> it has the ability to judge correctness precisely, That's not possible from a ...

> it has the ability to judge correctness precisely,

That's not possible from a paper.

> it expresses a degree of surprise (low log likelihood?)

I think you're interpreting statistical terms too literally.

The truth of the matter is that we rely on a lot of trust from both reviewers and authors. This isn't a mechanical process. You can't just take metrics at face value[0]. The difficulty of peer review is the thing that AI systems are __the worst__ at and we have absolutely no idea how to resolve. It is about nuance. Anything short of nuance and we get metric hacking. And boy, you wanna see the degrade of academic works, the make the referee an automated system. No matter how complex that system is, I guarantee you human ingenuity will win and you'll just have metric hacking. We already see this in human led systems (like "peer review" and anyone that's ever had a job has experienced this).

I for one don't want to see science led by metric hacking.

Processes will always be noisy, and I'm not suggesting we can get a perfect system. But if we're unwilling to recognize the limitations of our systems and the governing dynamics of the tools that we build, then you're doomed to metric hack.

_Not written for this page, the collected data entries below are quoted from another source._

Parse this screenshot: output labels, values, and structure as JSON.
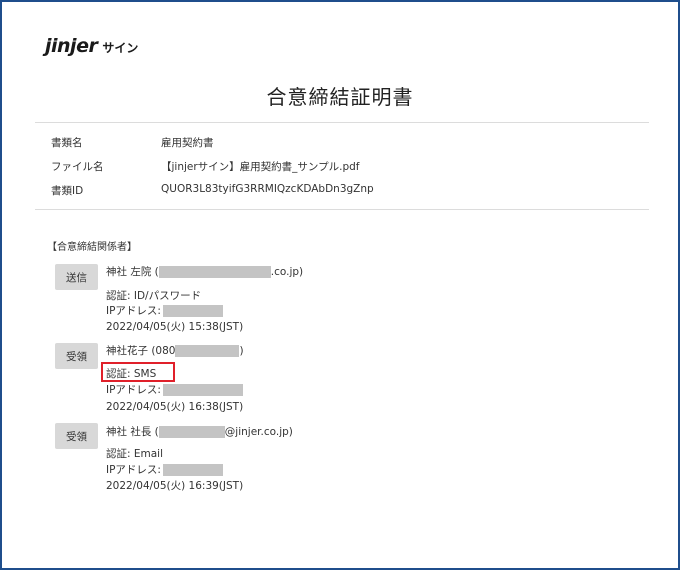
{
  "brand": {
    "logo_text": "jinjer",
    "logo_sub": "サイン"
  },
  "document_title": "合意締結証明書",
  "meta": [
    {
      "label": "書類名",
      "value": "雇用契約書"
    },
    {
      "label": "ファイル名",
      "value": "【jinjerサイン】雇用契約書_サンプル.pdf"
    },
    {
      "label": "書類ID",
      "value": "QUOR3L83tyifG3RRMIQzcKDAbDn3gZnp"
    }
  ],
  "parties_heading": "【合意締結関係者】",
  "parties": [
    {
      "role": "送信",
      "name_prefix": "神社 左院 (",
      "name_suffix": ".co.jp)",
      "auth": "認証: ID/パスワード",
      "ip_label": "IPアドレス:",
      "datetime": "2022/04/05(火) 15:38(JST)"
    },
    {
      "role": "受領",
      "name_prefix": "神社花子 (080",
      "name_suffix": ")",
      "auth": "認証: SMS",
      "ip_label": "IPアドレス:",
      "datetime": "2022/04/05(火) 16:38(JST)"
    },
    {
      "role": "受領",
      "name_prefix": "神社 社長 (",
      "name_suffix": "@jinjer.co.jp)",
      "auth": "認証: Email",
      "ip_label": "IPアドレス:",
      "datetime": "2022/04/05(火) 16:39(JST)"
    }
  ],
  "colors": {
    "frame": "#1f4e8c",
    "highlight": "#e0202a",
    "redaction": "#c4c4c4",
    "role_button": "#d8d8d8"
  }
}
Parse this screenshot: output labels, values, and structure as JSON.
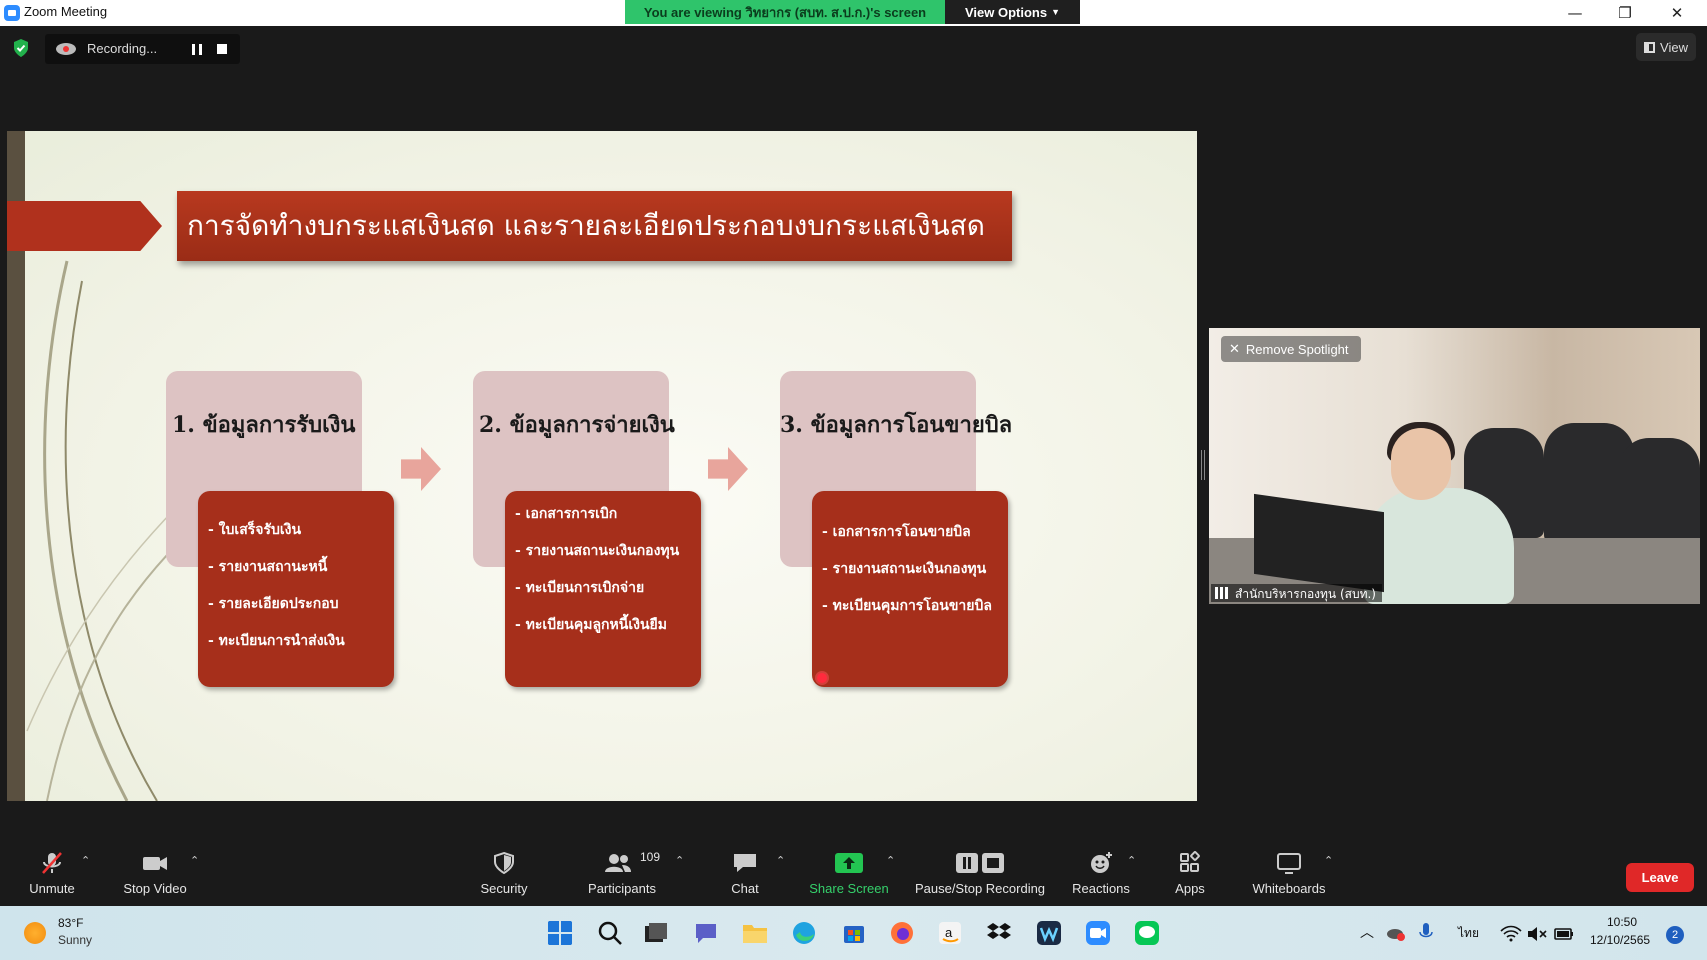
{
  "window": {
    "title": "Zoom Meeting",
    "viewing_banner": "You are viewing วิทยากร (สบท. ส.ป.ก.)'s screen",
    "view_options": "View Options",
    "minimize": "—",
    "restore": "❐",
    "close": "✕"
  },
  "recording": {
    "label": "Recording..."
  },
  "view_button": {
    "label": "View"
  },
  "slide": {
    "title": "การจัดทำงบกระแสเงินสด และรายละเอียดประกอบงบกระแสเงินสด",
    "cards": [
      {
        "heading": "1. ข้อมูลการรับเงิน",
        "items": [
          "- ใบเสร็จรับเงิน",
          "- รายงานสถานะหนี้",
          "- รายละเอียดประกอบ",
          "- ทะเบียนการนำส่งเงิน"
        ]
      },
      {
        "heading": "2. ข้อมูลการจ่ายเงิน",
        "items": [
          "- เอกสารการเบิก",
          "- รายงานสถานะเงินกองทุน",
          "- ทะเบียนการเบิกจ่าย",
          "- ทะเบียนคุมลูกหนี้เงินยืม"
        ]
      },
      {
        "heading": "3. ข้อมูลการโอนขายบิล",
        "items": [
          "- เอกสารการโอนขายบิล",
          "- รายงานสถานะเงินกองทุน",
          "- ทะเบียนคุมการโอนขายบิล"
        ]
      }
    ]
  },
  "video": {
    "remove_spotlight": "Remove Spotlight",
    "participant_name": "สำนักบริหารกองทุน (สบท.)"
  },
  "toolbar": {
    "unmute": "Unmute",
    "stop_video": "Stop Video",
    "security": "Security",
    "participants": "Participants",
    "participants_count": "109",
    "chat": "Chat",
    "share_screen": "Share Screen",
    "pause_stop_recording": "Pause/Stop Recording",
    "reactions": "Reactions",
    "apps": "Apps",
    "whiteboards": "Whiteboards",
    "leave": "Leave",
    "caret": "⌃"
  },
  "taskbar": {
    "weather_temp": "83°F",
    "weather_cond": "Sunny",
    "language": "ไทย",
    "time": "10:50",
    "date": "12/10/2565",
    "notifications": "2"
  },
  "colors": {
    "slide_red": "#a62f1b",
    "card_pink": "#ddc3c3",
    "banner_green": "#2fc46b",
    "leave_red": "#e02828",
    "share_green": "#35d06b"
  }
}
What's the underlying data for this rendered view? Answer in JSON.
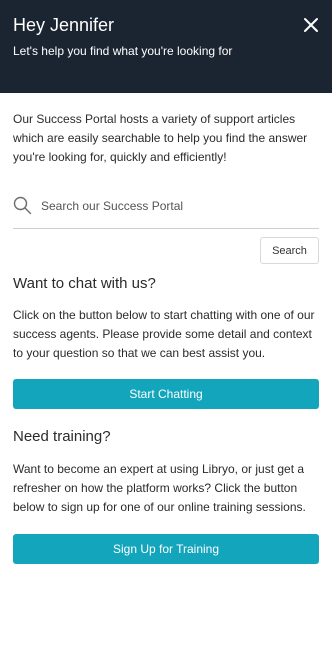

It's a tale as old as time (literally). Now, if we create a sentient intelligence, well that's a completely different ball game but not what you were arguing either.

  You need to stop focusing on "making things work" and making sure they actually work. No measurement is perfectly aligned with ones goals. Anyone in ML that isn't intimately familiar with Goodhart's Law is simply an architect of Goodhart's Hell.

Especially if we are to discuss AGI, because there is no perfect way to measure and there never will be. It is a limitation in physics and mathematics. The story of the Jinni is about precisely this, but we've formalized it.

[0] This is the whole problem with SOTA. Some metrics no longer actually mean anything useful. I'll give an example, look at FID, the main metric for goodness of image generation. It's assumptions are poor (the norms aren't very normal and it's based on a ImageNet1k training which is extremely biased. And no, these aren't solved by just switching to CLIP-FID). There's been many papers written on this and similar for any given metric.